In der «Saure-Gurken-Zeit» ist besonders viel Fantasie gefragt

Mit den kuriosen Begriffen «Sommerloch» oder «Saure-Gurken-Zeit» bezeichnet man in den Medienbranche die nachrichtenarme oder -lose Zeit. Sie ist vor allem durch die Sommerpause der Polit-, Sport-, Kultur- und Justizbetriebe bedingt. Die sauren Gurken stehen für eine entbehrungsreiche Zeit – journalistisch gesehen zumindest. In diesem Fall gehts um die raren Neuigkeiten. Politiker oder andere Verantwortungsträger sind in den Ferien. Im Wochenprogramm der Nachrichtenagenturen herrscht gähnende Leere. Das treibt einem zuweilen Schweissperlen auf die Stirn. Eine Herausforderung! News müssen her! Denn Tageszeitungen pausieren aus Prinzip nicht, sonst sind sie keine mehr. Gratistitel haben es da einfacher, sie passen ihre Erscheinungsweise an. Manche Medientitel verlegen sich aufs Märchenerzählen – da kann ich gerne weiterblättern.

Doch dieses Jahr ist alles ein wenig anders. Sportlich ist mit der Olympiade weniger Sommerloch-Feeling. Es gibt jeden Tag unzählige und emotionale Berichte, und die Schweiz ist oft ganz vorne dabei. Auch sonst habe ich den Eindruck, dass immer wieder Themen aufpoppen – oder Journalistinnen und Journalisten möglicherweise mehr Zeit für das genaue Hinschauen und Recherchieren haben. Über die Relevanz gewisser Storys lässt sich streiten. Zum Beispiel über diejenige eines Ponys, das in einen Fluss stürzte und bis in den Vierwaldstättersee gespült wurde. Nicht falsch verstehen: tragisch – für das Tier wie für dessen Besitzer. Aber in ereignisreicheren Zeiten wäre das wohl nur eine Kurzmeldung wert gewesen.
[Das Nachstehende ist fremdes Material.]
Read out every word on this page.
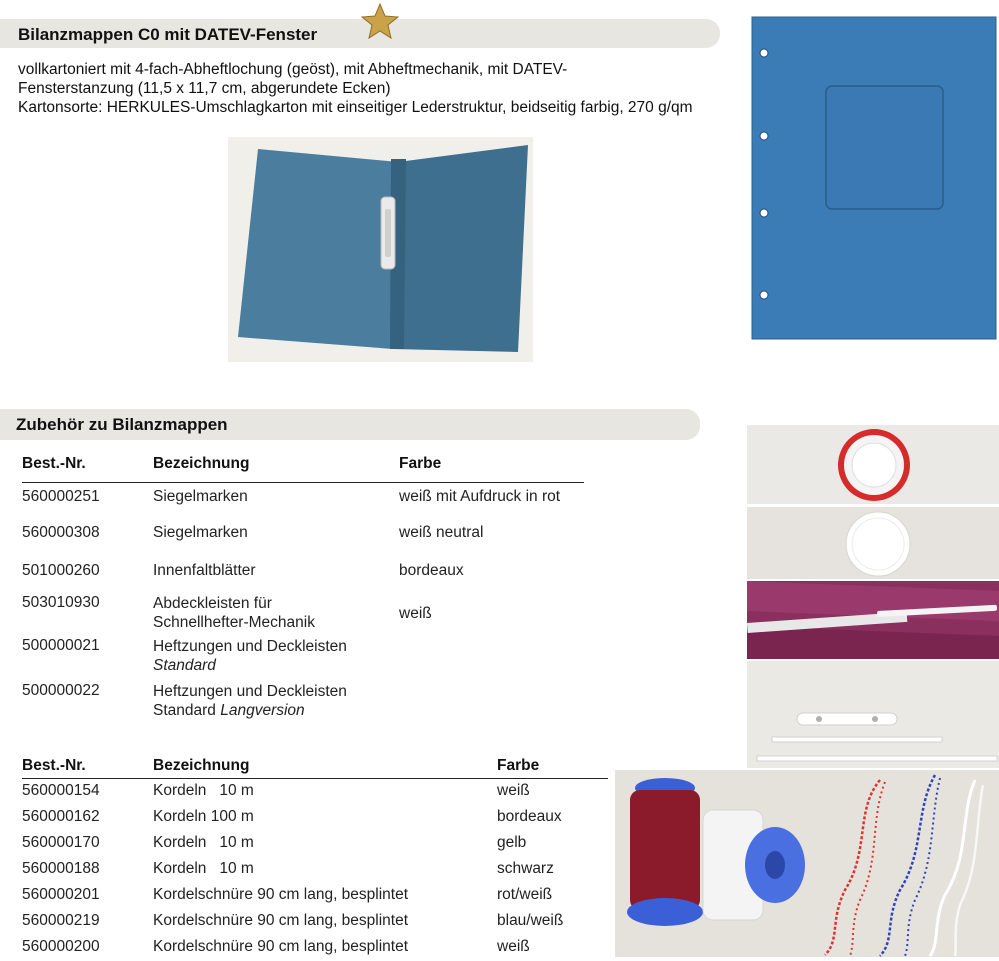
Bilanzmappen C0 mit DATEV-Fenster
vollkartoniert mit 4-fach-Abheftlochung (geöst), mit Abheftmechanik, mit DATEV-
Fensterstanzung (11,5 x 11,7 cm, abgerundete Ecken)
Kartonsorte: HERKULES-Umschlagkarton mit einseitiger Lederstruktur, beidseitig farbig, 270 g/qm
Zubehör zu Bilanzmappen
Best.-Nr.	Bezeichnung	Farbe
560000251	Siegelmarken	weiß mit Aufdruck in rot
560000308	Siegelmarken	weiß neutral
501000260	Innenfaltblätter	bordeaux
503010930	Abdeckleisten für
Schnellhefter-Mechanik	weiß
500000021	Heftzungen und Deckleisten
Standard	
500000022	Heftzungen und Deckleisten
Standard Langversion	
Best.-Nr.	Bezeichnung	Farbe
560000154	Kordeln   10 m	weiß
560000162	Kordeln 100 m	bordeaux
560000170	Kordeln   10 m	gelb
560000188	Kordeln   10 m	schwarz
560000201	Kordelschnüre 90 cm lang, besplintet	rot/weiß
560000219	Kordelschnüre 90 cm lang, besplintet	blau/weiß
560000200	Kordelschnüre 90 cm lang, besplintet	weiß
Trotz Sommerloch passiert glücklicherweise immer wieder Unvorhergesehenes. Vereine berichten über ihre Aktivitäten. Die Redaktion gleist Sommerserien auf. Und wenn gar nichts mehr läuft, drängt sich ein Streifzug durch die Strassen der Gemeinden auf, über die man berichtet. Ein Dorfkino wird abgebrochen. Klick, klick. Man wird zufällig Zeuge eines Unfalls. Im Sommerloch sind Fantasie und Kreativität gefragt. Der Redaktor greift frühere Themen auf und schreibt die Fortsetzungsgeschichte. So kann die Zeitung auch in der ereignislosen Zeit viel bieten und den Daheimgebliebenen Infos und Unterhaltung zum Morgenkafi liefern.